The implementation signs handshake payloads with Ed25519, derives shared session material from X25519 Diffie-Hellman outputs using HKDF-SHA256, initializes a Double Ratchet-style session, encrypts message payloads with ChaCha20-Poly1305, and signs encrypted chat envelopes with Ed25519.

These are implementation details, not audit results.

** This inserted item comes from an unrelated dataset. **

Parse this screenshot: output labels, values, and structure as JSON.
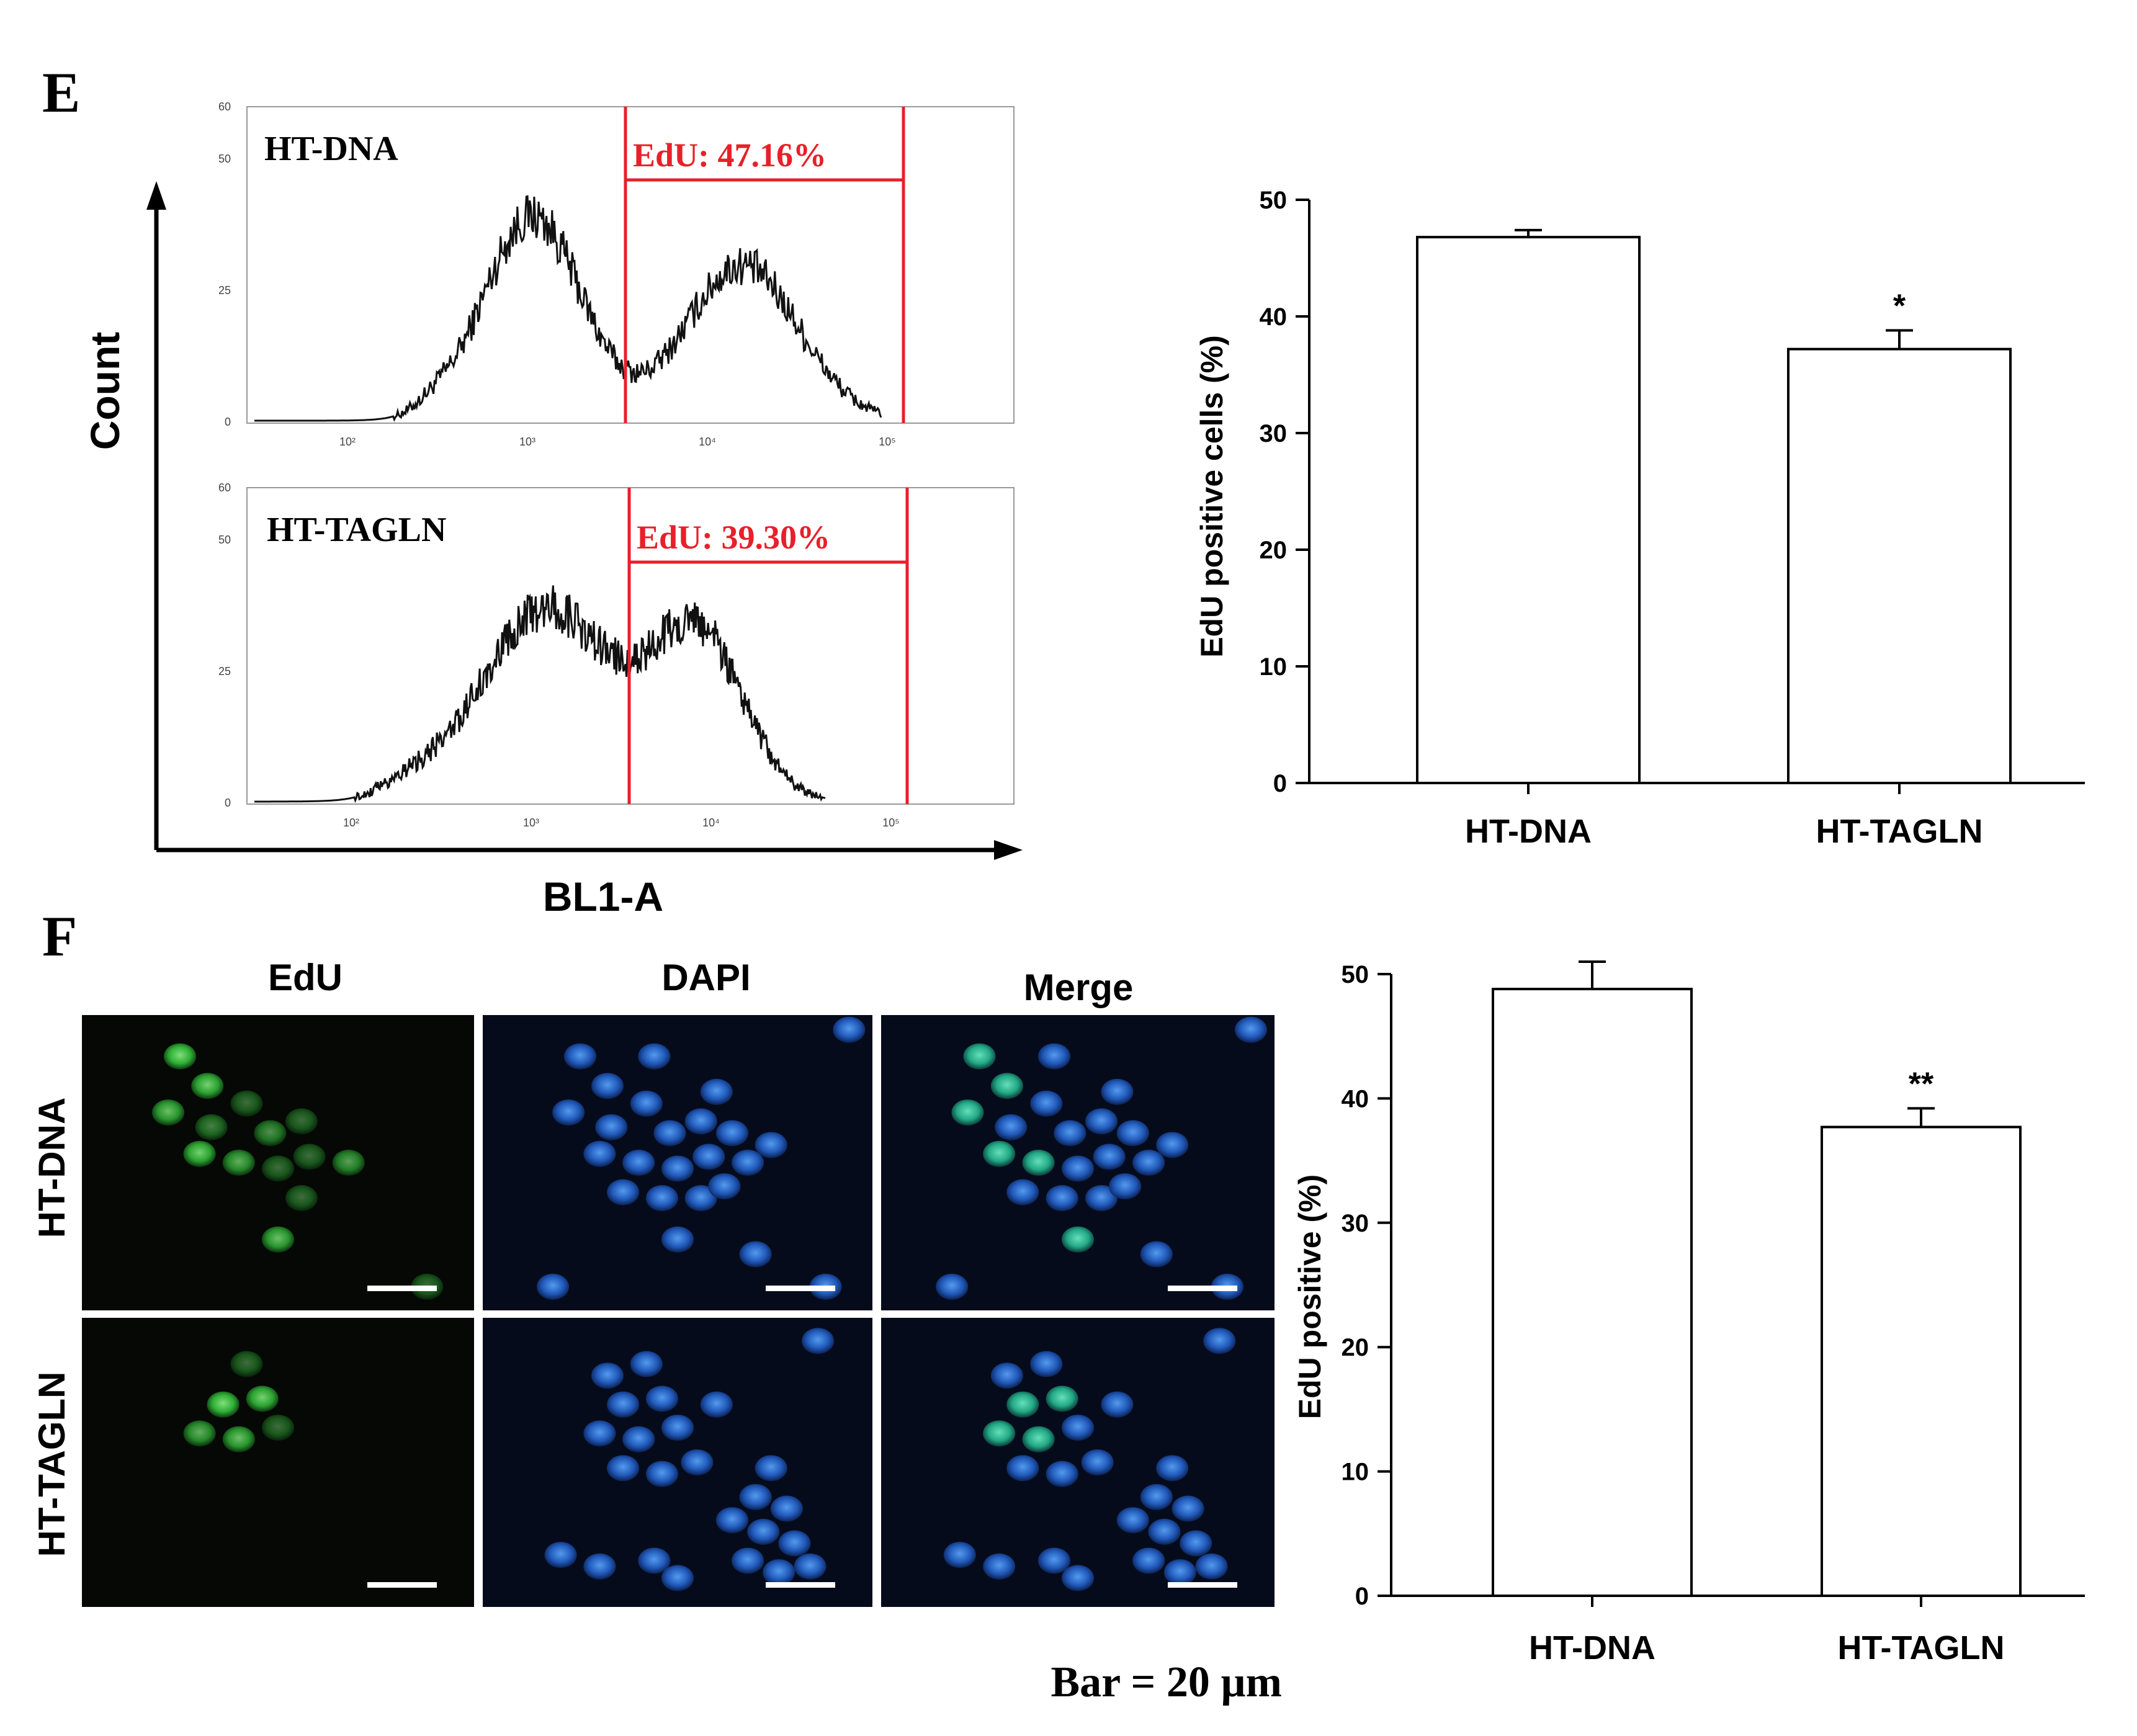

The security model remains experimental.

## Current Limitations

- The protocol is custom and unaudited.
- Loom is not equivalent to Signal.
- SQLite stores plaintext message history after decryption.
- SQLite stores the local master seed and serialized ratchet state without application-level encryption.
- Tauri Content Security Policy is currently set to `null`.
- mDNS exposes local presence and network metadata on the local network.
- There is no documented identity revocation, key rotation, or recovery model.
- There is no documented key verification ceremony beyond out-of-band token exchange.
- TCP frame lengths are accepted from the network without an explicit maximum in the current implementation.

## Tech Stack


Tauri 2
Rust
Tokio
JavaScript
HTML5
CSS3
SQLite
mDNS
Cryptography

- Desktop shell: Tauri 2
- Frontend: HTML, CSS, JavaScript
- Backend: Rust
- Async runtime: Tokio
- Storage: SQLite through `rusqlite`
- Peer discovery: `mdns-sd`
- Cryptography crates: `ed25519-dalek`, `x25519-dalek`, `chacha20poly1305`, `hkdf`, `sha2`, `blake2`, `rand`
- Serialization: `serde`, `serde_json`
- Message identifiers: `uuid`

## Development

The repository is a Rust workspace with two members:

- `crates/loom-core`
- `src-tauri`

Prerequisites:

- Rust toolchain
- Node.js and npm for invoking the Tauri CLI through `npx`

Run the Rust test suite:

```bash
cargo test
```

Start the Tauri app in development mode:

```bash
npx @tauri-apps/cli dev
```

For local multi-instance testing, run separate profiles:

```powershell
$env:LOOM_PROFILE="peer1"
npx @tauri-apps/cli dev
```

Open a second terminal in the same repository directory. If you use [twin](https://github.com/sudoaanish/twin), you can open a matching terminal session from the current working directory:

```powershell
twin
```

Then run the second profile:

```powershell
$env:LOOM_PROFILE="peer2"
.\target\debug\loom-backend.exe
```

## Security Documentation

Additional security documentation:

- [SECURITY.md](SECURITY.md)
- [THREAT_MODEL.md](THREAT_MODEL.md)

## License

Loom is licensed under the [MIT License](LICENSE).